Walker usually tracks the deer by airplane, in which case the transmitters can reach up to 15 miles. When he is on the ground, the range is usually limited to half a mile or less, depending on the terrain. Testing a unit, Walker dials in to a certain doe and scans around with the antenna until he hears a beep. It is loudest when the antenna is pointing directly at the animal.
“If the signal goes from beep-beep-beep to beep . . . beep . . . beep, it means she’s changed the position of her head,” Walker said.
When the beep is strong enough to vibrate the receiver, the deer is within 40 or 50 yards.
“And when the collar (doesn’t move) for four or five hours, the signal doubles its pace,” Walker said. “We call it a mortality signal--the theory being that an animal never stays still that long unless it’s in trouble.”
He scans again: Nothing.
“This animal’s moved, so we’re not getting it now. She’s moved down behind a hill or something.”
Walker turns the unit over to three novices--Joan Edmundson, the regional public relations manager for Ducks Unlimited, who may be somewhat off her beat; Paul Wertz, DFG information officer for Region 1, and a reporter--and directs them to a far corner of the Wildlife Area where there are four does designated as numbers 240, 280, 381 and 611, according to their frequencies.
Edmundson tries 280. Nothing. Then 381. A faint beep, from the northeast across rolling fields of dry grass and oaks and down into a canyon.
Off they go, spread in a 100-yard sweep. The signal comes and goes but the direction remains constant. Wertz notes that the wind is favorable, placing the hunters in a crosswind from the doe.
“If they have a choice of using their other senses, they will use something other than their eyesight,” Walker says later. “They would rather smell or hear you than see you.

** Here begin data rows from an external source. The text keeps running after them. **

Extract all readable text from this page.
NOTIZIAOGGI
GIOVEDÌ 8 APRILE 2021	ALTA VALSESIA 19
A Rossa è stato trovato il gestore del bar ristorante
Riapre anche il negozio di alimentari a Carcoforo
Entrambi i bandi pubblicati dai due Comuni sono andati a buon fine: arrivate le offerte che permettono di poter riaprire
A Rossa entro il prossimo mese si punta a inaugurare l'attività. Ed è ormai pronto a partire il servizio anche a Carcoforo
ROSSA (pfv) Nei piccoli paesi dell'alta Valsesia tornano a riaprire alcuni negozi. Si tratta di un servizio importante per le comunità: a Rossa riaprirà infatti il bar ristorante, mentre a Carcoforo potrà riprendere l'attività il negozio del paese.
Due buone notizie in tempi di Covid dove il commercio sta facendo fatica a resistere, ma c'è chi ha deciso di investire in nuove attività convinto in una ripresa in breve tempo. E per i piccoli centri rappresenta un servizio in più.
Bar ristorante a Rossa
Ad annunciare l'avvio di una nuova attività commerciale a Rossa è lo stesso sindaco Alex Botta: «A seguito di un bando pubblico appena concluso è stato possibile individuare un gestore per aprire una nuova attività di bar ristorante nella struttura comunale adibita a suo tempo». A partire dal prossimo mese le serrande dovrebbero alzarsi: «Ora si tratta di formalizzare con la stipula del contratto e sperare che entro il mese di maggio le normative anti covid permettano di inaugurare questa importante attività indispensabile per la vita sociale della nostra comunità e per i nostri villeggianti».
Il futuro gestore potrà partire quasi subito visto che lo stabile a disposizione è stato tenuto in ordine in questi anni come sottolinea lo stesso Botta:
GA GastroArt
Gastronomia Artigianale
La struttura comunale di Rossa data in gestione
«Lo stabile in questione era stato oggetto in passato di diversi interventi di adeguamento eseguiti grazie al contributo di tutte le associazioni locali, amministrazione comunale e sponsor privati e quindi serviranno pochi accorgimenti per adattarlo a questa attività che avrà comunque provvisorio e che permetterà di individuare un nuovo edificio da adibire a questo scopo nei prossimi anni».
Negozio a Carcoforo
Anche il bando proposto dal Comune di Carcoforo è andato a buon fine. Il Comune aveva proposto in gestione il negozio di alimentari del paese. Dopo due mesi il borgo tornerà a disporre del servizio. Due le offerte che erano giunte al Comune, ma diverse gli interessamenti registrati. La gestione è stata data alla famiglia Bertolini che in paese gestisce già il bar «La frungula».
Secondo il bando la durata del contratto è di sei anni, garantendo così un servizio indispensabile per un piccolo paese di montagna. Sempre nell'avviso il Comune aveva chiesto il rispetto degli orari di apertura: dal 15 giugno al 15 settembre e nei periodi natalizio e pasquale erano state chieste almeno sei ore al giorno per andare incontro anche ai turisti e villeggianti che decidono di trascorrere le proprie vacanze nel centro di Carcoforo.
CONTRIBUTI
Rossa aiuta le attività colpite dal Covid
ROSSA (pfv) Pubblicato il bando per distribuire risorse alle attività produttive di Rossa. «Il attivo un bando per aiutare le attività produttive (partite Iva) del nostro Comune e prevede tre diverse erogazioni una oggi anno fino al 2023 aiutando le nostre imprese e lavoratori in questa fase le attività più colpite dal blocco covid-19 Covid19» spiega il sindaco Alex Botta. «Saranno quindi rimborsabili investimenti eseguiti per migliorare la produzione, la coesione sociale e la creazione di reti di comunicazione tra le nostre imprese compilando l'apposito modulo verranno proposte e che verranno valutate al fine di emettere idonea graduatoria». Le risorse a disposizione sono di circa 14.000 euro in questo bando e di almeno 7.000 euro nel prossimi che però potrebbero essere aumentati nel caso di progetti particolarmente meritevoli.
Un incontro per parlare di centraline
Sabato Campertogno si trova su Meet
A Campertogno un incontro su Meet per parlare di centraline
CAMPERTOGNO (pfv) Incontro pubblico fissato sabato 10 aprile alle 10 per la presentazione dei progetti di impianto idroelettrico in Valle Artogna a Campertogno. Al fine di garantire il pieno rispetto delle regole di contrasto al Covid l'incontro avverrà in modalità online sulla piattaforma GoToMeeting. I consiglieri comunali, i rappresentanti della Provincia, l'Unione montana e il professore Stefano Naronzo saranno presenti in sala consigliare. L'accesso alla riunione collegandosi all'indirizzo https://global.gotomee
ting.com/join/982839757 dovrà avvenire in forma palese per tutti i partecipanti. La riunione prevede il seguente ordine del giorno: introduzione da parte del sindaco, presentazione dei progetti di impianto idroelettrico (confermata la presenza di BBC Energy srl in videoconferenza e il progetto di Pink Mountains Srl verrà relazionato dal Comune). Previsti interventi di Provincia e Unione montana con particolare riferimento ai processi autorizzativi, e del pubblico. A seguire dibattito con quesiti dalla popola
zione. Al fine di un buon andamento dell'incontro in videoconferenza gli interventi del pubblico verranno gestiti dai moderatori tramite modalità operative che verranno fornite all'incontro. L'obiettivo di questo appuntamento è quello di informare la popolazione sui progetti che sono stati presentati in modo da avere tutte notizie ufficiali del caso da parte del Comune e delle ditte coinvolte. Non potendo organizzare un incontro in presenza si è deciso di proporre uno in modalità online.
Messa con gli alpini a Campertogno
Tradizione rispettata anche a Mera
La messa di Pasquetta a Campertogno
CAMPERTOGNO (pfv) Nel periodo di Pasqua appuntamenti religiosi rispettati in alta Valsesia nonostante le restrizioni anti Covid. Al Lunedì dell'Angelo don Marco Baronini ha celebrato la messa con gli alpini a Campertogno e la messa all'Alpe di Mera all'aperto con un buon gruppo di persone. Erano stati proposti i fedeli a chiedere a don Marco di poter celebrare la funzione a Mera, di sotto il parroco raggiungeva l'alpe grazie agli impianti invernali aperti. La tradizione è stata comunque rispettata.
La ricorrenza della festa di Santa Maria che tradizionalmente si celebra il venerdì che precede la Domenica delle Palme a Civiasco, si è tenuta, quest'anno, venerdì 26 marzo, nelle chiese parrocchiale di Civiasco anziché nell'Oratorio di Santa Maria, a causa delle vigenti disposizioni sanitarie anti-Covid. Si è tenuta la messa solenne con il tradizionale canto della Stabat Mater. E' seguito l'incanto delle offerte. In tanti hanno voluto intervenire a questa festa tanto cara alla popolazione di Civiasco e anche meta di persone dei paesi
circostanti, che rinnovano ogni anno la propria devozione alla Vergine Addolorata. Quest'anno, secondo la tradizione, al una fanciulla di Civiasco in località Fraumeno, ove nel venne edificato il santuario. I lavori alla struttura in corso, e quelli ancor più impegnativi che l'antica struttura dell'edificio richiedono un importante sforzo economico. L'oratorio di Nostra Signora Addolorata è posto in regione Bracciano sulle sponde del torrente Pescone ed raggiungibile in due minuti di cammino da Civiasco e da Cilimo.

“I was in Colorado a couple of weeks ago, trying to find a buck. There were two bucks I could see with branched antlers. They ran by me to get downwind. I said, well, I’m just going to see how long I can play tag with these guys. I tried to stay exactly upwind of them, just blowing all that foul smell right at them, stomping, not trying to be quiet. They just couldn’t take it. They’d get all jumpy.”
Soon, the unit locks in on a small grove of oaks 300 yards across open field--and there, in the shade, are four deer, one undoubtedly No. 381, although she is too far away for the collar to be seen, and as the hunters move toward them, the deer scamper for cover.
Other deer are flushed on the trek, but that’s the last they’ll see of No. 381, although the signal continues--always downwind now. The hunters soon realize that the doe is tracking them, with her nose.
“One of the things I’ve learned from this--and I’ve used it deer hunting--is that you don’t follow deer,” Walker said. “That’s what they want. They always know where you are and they can run faster than you can drive a car out here, so you’re not going to catch them.”
After a while, the signal fades and vanishes as No. 381 apparently disappears over a distant ridge. It’s clear why hunters average only about 10% success on the Tehama herd each year.
Walker said: “My experience is that when you’re out hunting a deer, they have to make a mistake, or they’re going to beat you every time.”